Griselda retrouvait pourtant déjà les planches en 1960, plus exactement celles du Teatro Massimo de Catane, où Franco Zeffirelli et Umberto Cattini dirigeaient Rina Gigli (la fille du célèbre ténor) dans le rôle-titre que Mirella Freni endossait également la même année dans la version relativement probe d’un point de vue philologique, mais peu inspirée de Bruno Maderna (Arkadia). Dix ans plus tard, la diva rempilait sous la baguette bien plus théâtrale de Nino Sanzogno, mais la partition perdait aussi une demi-douzaines de numéros (Memories). En 2003, la somptueuse intégrale emmenée par René Jacobs et un plateau proche de l’idéal (Harmonia Mundi) engendra de folles espérances, mais le renouveau de l’opéra scarlattien n’advint jamais.
Le Festival de la Valle d’Itria ne pouvait passer à côté du 300e anniversaire de la création de Griselda, clou de sa 47e édition. Maurice Salles en a livré ici même un compte-rendu détaillé et nous n’allons pas revenir par le menu sur le spectacle de Rosetta Cucchi dont la direction d’acteur au cordeau constitue le principal attrait. Le flash-back illustrant les noces de Griselda et Gualtiero ainsi que le rapt de leur nouveau-né (Costanza) avant que ne débute l’opéra à proprement parler comme les courtes interventions d’une voix off trahissent une volonté louable d’éclairer les enjeux au fil de l’action.

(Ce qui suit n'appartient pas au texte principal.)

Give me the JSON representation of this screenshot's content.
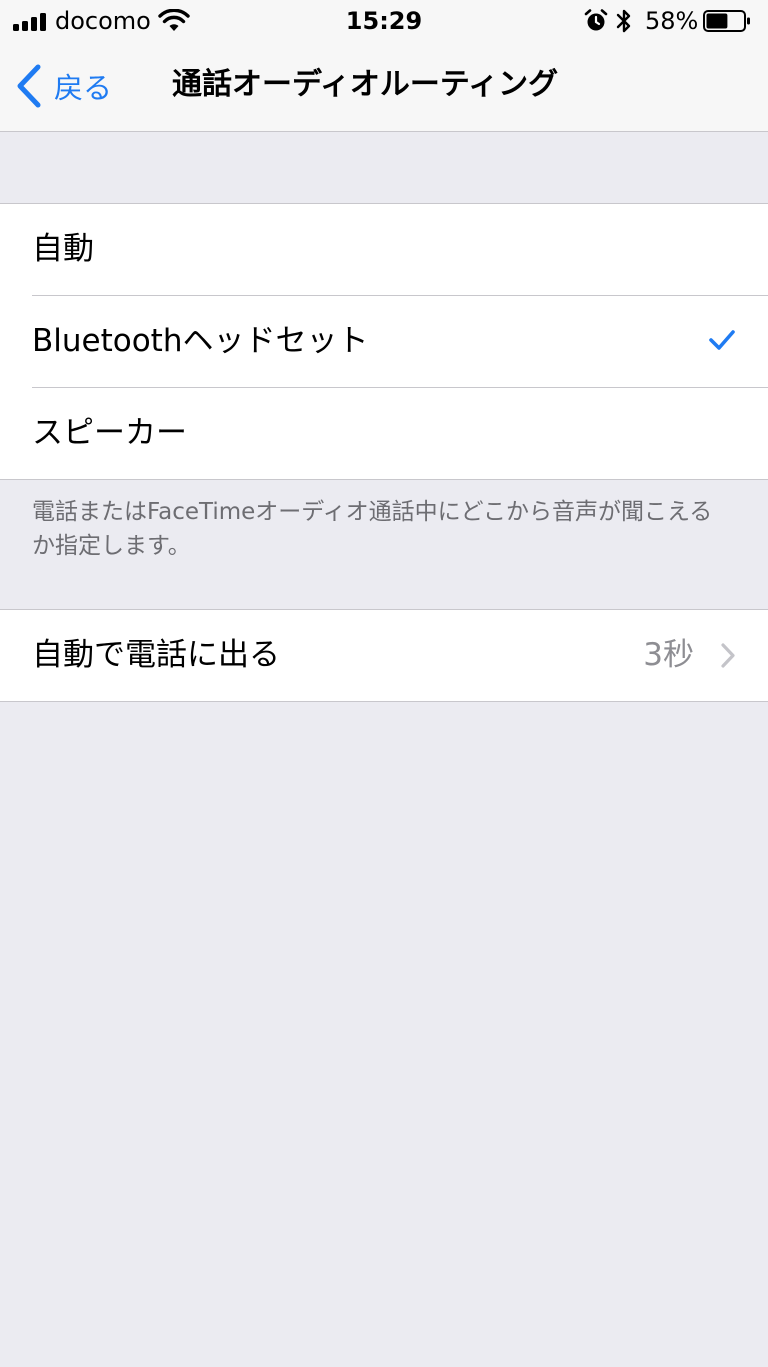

En revanche, certaines libertés prises avec un scénario déjà très tordu et, comme on dit aujourd’hui, « malaisant », posent question, car elles relèvent davantage de l’extrapolation que de l’interprétation. Ainsi, rien dans le livret de Zeno ne fonde les tentatives de suicide – celle de Roberto est particulièrement sanglante – qui accentuent lourdement la gravité du drame.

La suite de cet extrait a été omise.